Mark Vernon, who is in a British civil partnership (CP) himself, argues for keeping CPs gay-only:
[N]ow that we have an institution that affords us the same legal protections as marriage, my sense is that we should allow CPs time to take shape as a gay institution – to toy with the historical and cultural specificities faced by lesbian and gay relationships, and not faced by straight ones… It takes time for institutions to grow the wisdom, as it were, that is good for people. What clearly doesn't help is the over-use of the blunt instrument of equality. It becomes the hammer that sees every issue as a nail.
It's a language that has, in recent times, served gay people well. But now that we have an institution that affords us the same legal protections as marriage, my sense is that we should allow CPs time to take shape as a gay institution – to toy with the historical and cultural specificities faced by lesbian and gay relationships, and not faced by straight ones.
I do not doubt that gay marriages and lesbian civil marriages have very different dynamics than many civil straight marriages. But the range of experience within straight marriages – from open to strictly monogamous, from arranged marriages to consecutive ones, from working mothers and stay-at-home fathers to classic patriarchy – seems to me to make the difference between all these and gay marriage much less impressive. A lesbian couple with kids, for example, seems to me to have more in common with a straight couple with kids, than with a post-boomer, career-driven straight couple with no intention of having children or a male-male partnership based on mutual support, emotional stability and a dog.

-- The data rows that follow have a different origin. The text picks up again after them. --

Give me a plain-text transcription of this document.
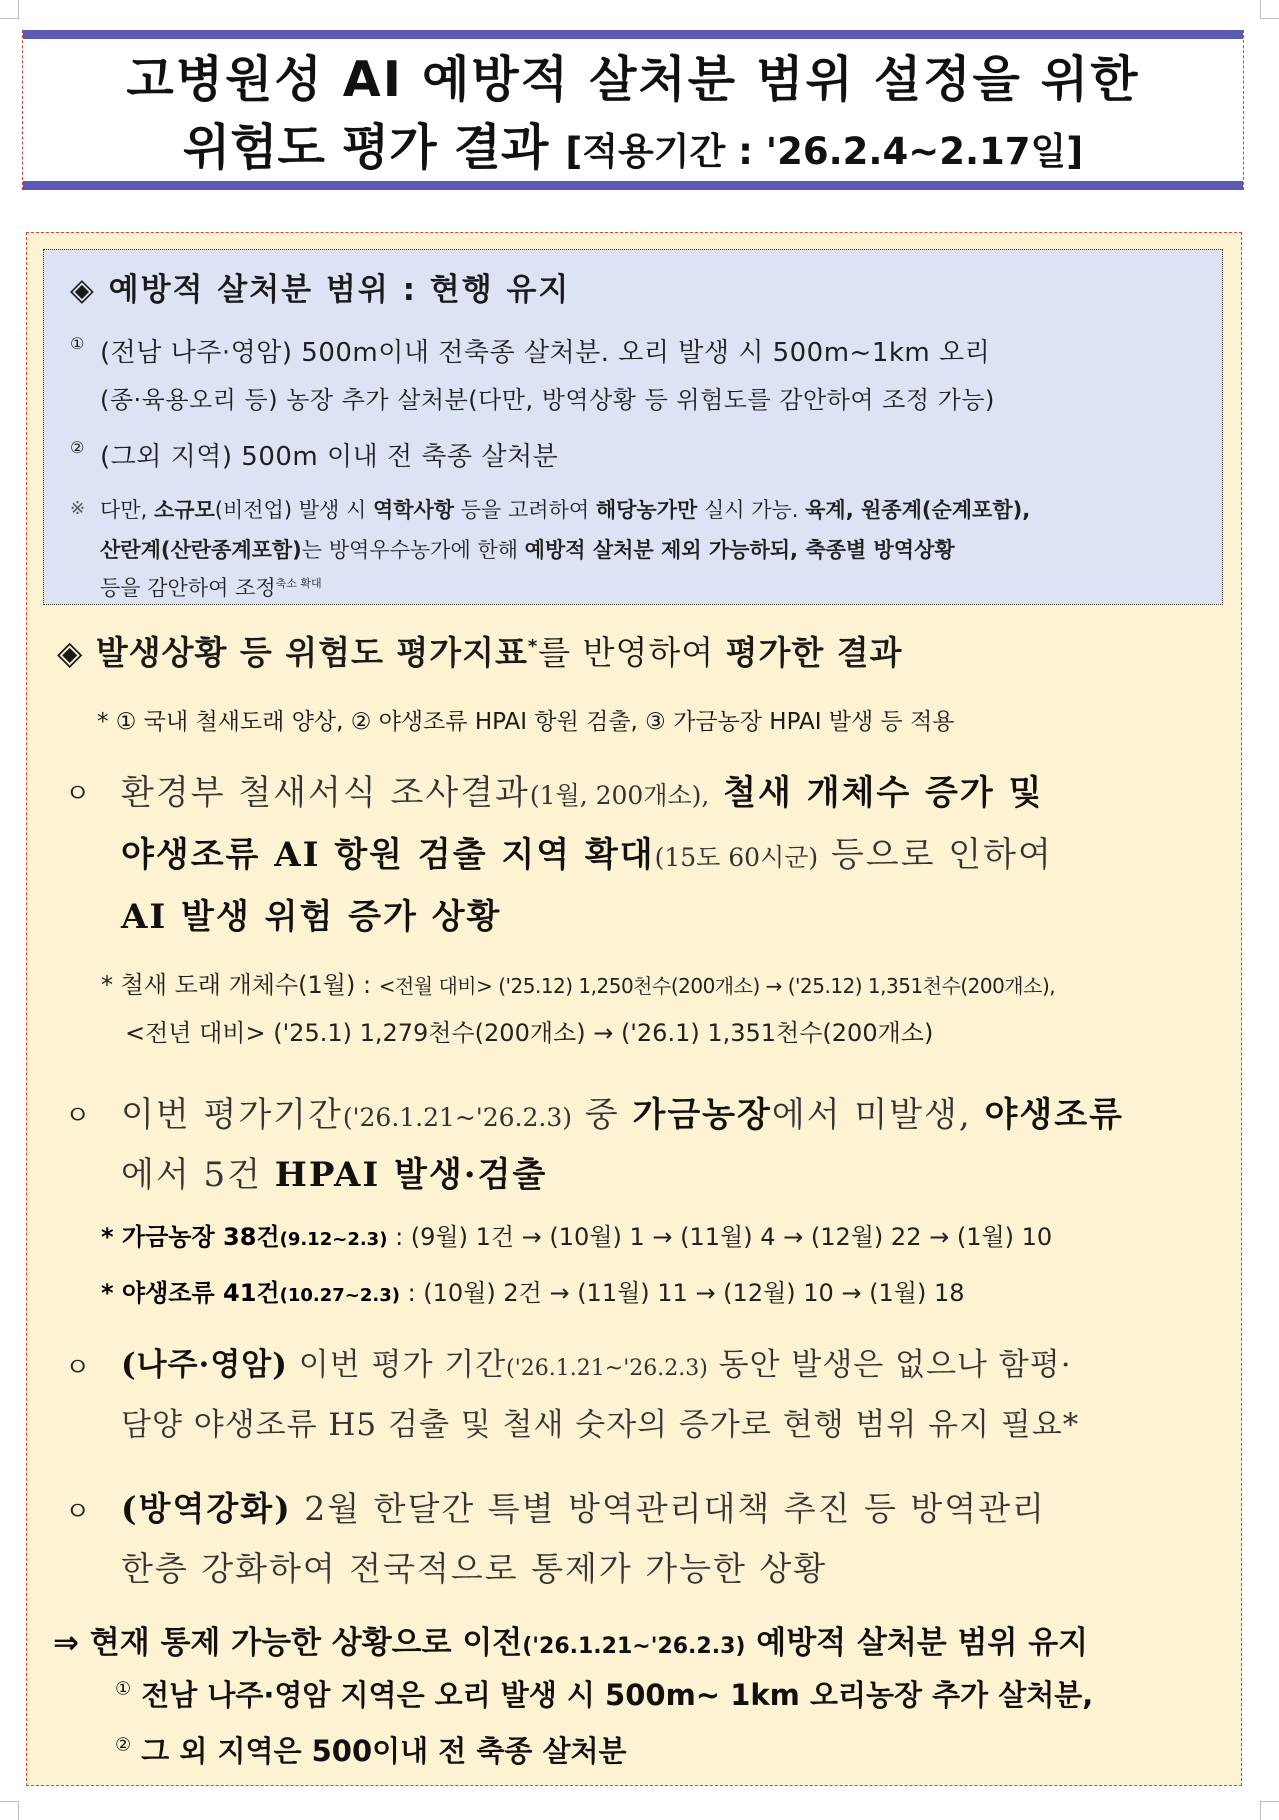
고병원성 AI 예방적 살처분 범위 설정을 위한
위험도 평가 결과 [적용기간 : '26.2.4~2.17일]
◈ 예방적 살처분 범위 : 현행 유지
① (전남 나주·영암) 500m이내 전축종 살처분. 오리 발생 시 500m~1km 오리
(종·육용오리 등) 농장 추가 살처분(다만, 방역상황 등 위험도를 감안하여 조정 가능)
② (그외 지역) 500m 이내 전 축종 살처분
※ 다만, 소규모(비전업) 발생 시 역학사항 등을 고려하여 해당농가만 실시 가능. 육계, 원종계(순계포함),
산란계(산란종계포함)는 방역우수농가에 한해 예방적 살처분 제외 가능하되, 축종별 방역상황
등을 감안하여 조정$^{축소 확대}$
◈ 발생상황 등 위험도 평가지표*를 반영하여 평가한 결과
* ① 국내 철새도래 양상, ② 야생조류 HPAI 항원 검출, ③ 가금농장 HPAI 발생 등 적용
ㅇ 환경부 철새서식 조사결과(1월, 200개소), 철새 개체수 증가 및
야생조류 AI 항원 검출 지역 확대(15도 60시군) 등으로 인하여
AI 발생 위험 증가 상황
* 철새 도래 개체수(1월) : <전월 대비> ('25.12) 1,250천수(200개소) → ('25.12) 1,351천수(200개소),
<전년 대비> ('25.1) 1,279천수(200개소) → ('26.1) 1,351천수(200개소)
ㅇ 이번 평가기간('26.1.21~'26.2.3) 중 가금농장에서 미발생, 야생조류
에서 5건 HPAI 발생·검출
* 가금농장 38건(9.12~2.3) : (9월) 1건 → (10월) 1 → (11월) 4 → (12월) 22 → (1월) 10
* 야생조류 41건(10.27~2.3) : (10월) 2건 → (11월) 11 → (12월) 10 → (1월) 18
ㅇ (나주·영암) 이번 평가 기간('26.1.21~'26.2.3) 동안 발생은 없으나 함평·
담양 야생조류 H5 검출 및 철새 숫자의 증가로 현행 범위 유지 필요*
ㅇ (방역강화) 2월 한달간 특별 방역관리대책 추진 등 방역관리
한층 강화하여 전국적으로 통제가 가능한 상황
⇒ 현재 통제 가능한 상황으로 이전('26.1.21~'26.2.3) 예방적 살처분 범위 유지
① 전남 나주·영암 지역은 오리 발생 시 500m~ 1km 오리농장 추가 살처분,
② 그 외 지역은 500이내 전 축종 살처분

And my real point here is that I think we should try not to balkanize society excessively.
If we can bring more people into the same civil institution, we reduce the divisions of identity politics, advance the notion of citizenship and humanity that trumps sexual orientation, and bring gay people into their own families and traditions. This is far preferable in my view to carving out a separate and equal ghettoized institution where gays are required to sequester themselves from their married heterosexual siblings and peer, where their gayness and not their humanity is the most salient fact about them.
Which helps reinforce one conservative case for marriage equality: it is opposed to identity politics. And it is a tragedy that so many conservatives who would otherwise oppose identity politics cannot see this.